DATE: March 22, 2002
Why would I want to be long stocks when I could be long LEAPS®? What are the disadvantages to owning LEAPS as opposed to the underlying stock?
Every strategy has a tradeoff, some relative advantage and some relative disadvantage.
There are two advantages to owning a LEAPS call relative to owning the underlying stock. First, the investment in a LEAPS call is less than buying the underlying stock. Second, it is likely that the profit potential in percentage terms is greater for the LEAPS call than for an investment in the underlying stock. This is generally described as "leverage."

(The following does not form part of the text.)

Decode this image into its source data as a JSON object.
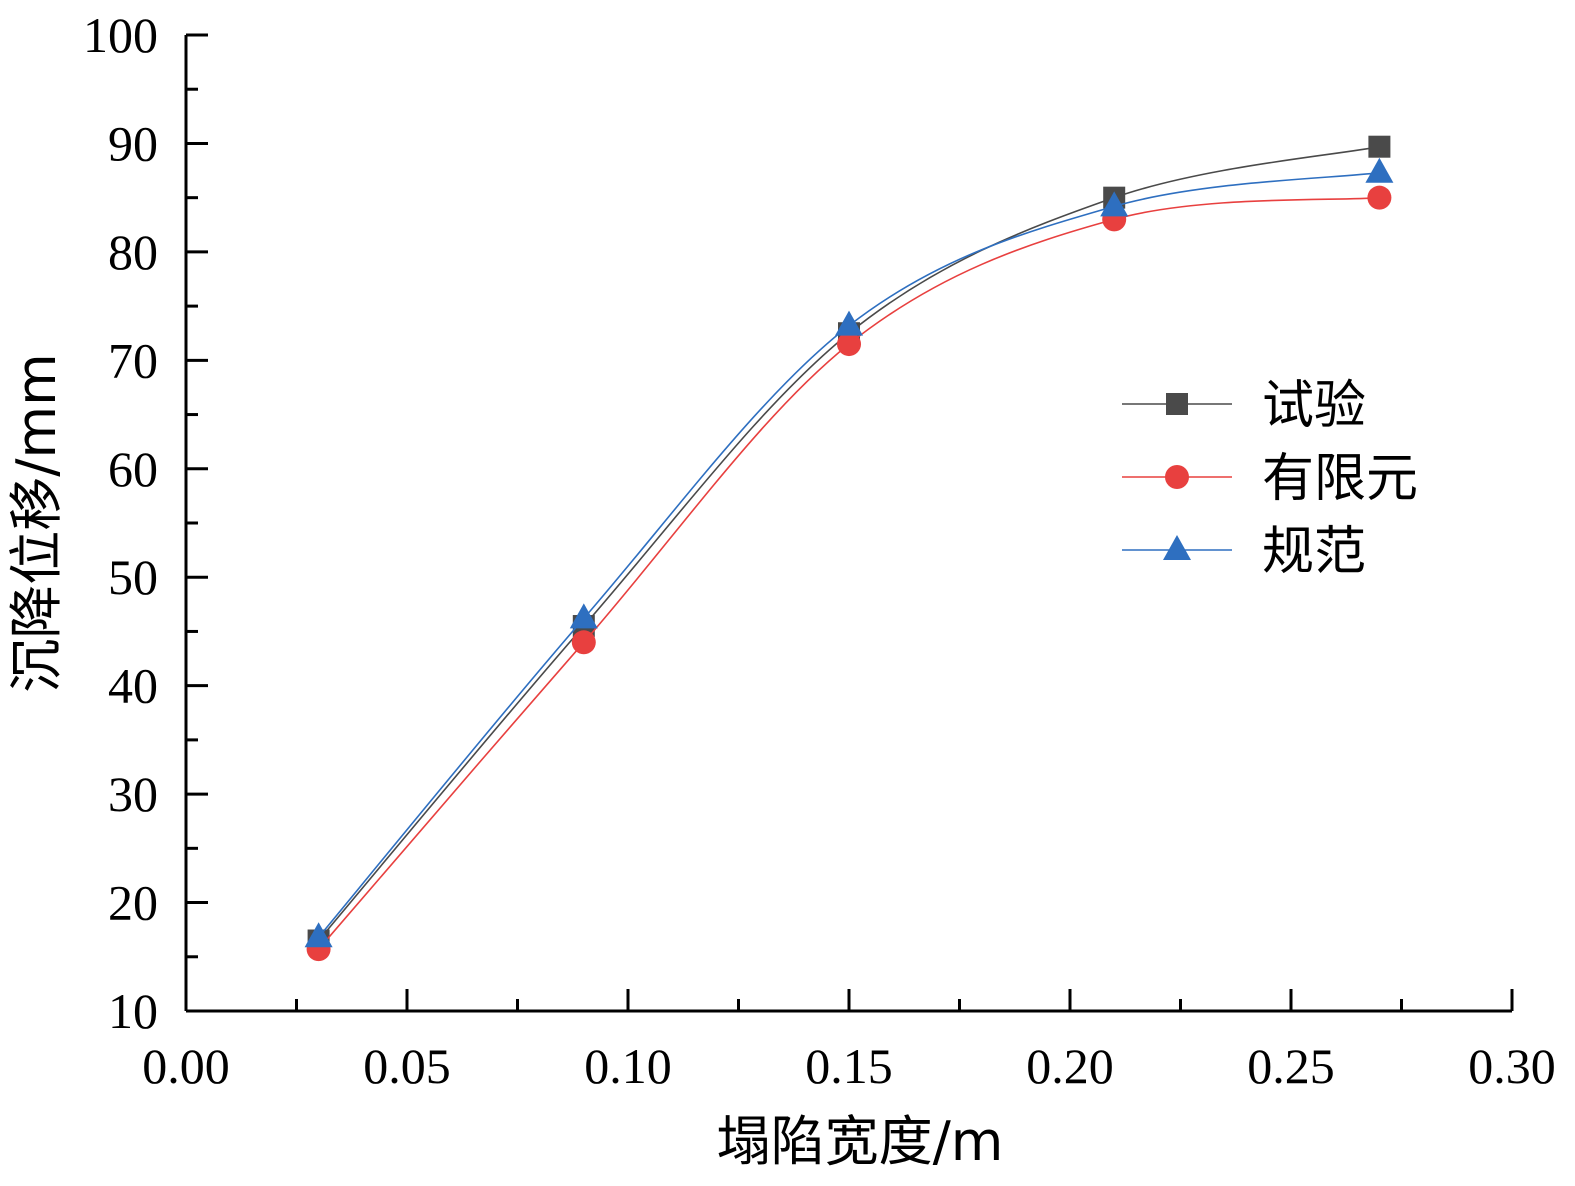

On the other hand, there are also some disadvantages to owning a LEAPS call relative to owning the underlying stock. First, because of the time premium portion of the LEAPS call, the break-even point at expiration, is higher for the LEAPS call than for the stock. Consequently, it is possible for the stock price to rise slightly and for the stock owner to have a small profit while the owner of a LEAPS call might have a loss or only break even. Second, there is the issue of time. A LEAPS call has an expiration date, and it is possible for the option to expire worthless, causing a 100% loss of the premium paid, while the stock continues to live for a price rise after the expiration date of the LEAPS call. Third, the "leverage" factor which worked to the advantage of the LEAPS call in the case of a stock price rise can be a disadvantage in the event of a stock price decline. Remember that unlike stocks, options do not receive dividends or carry voting rights.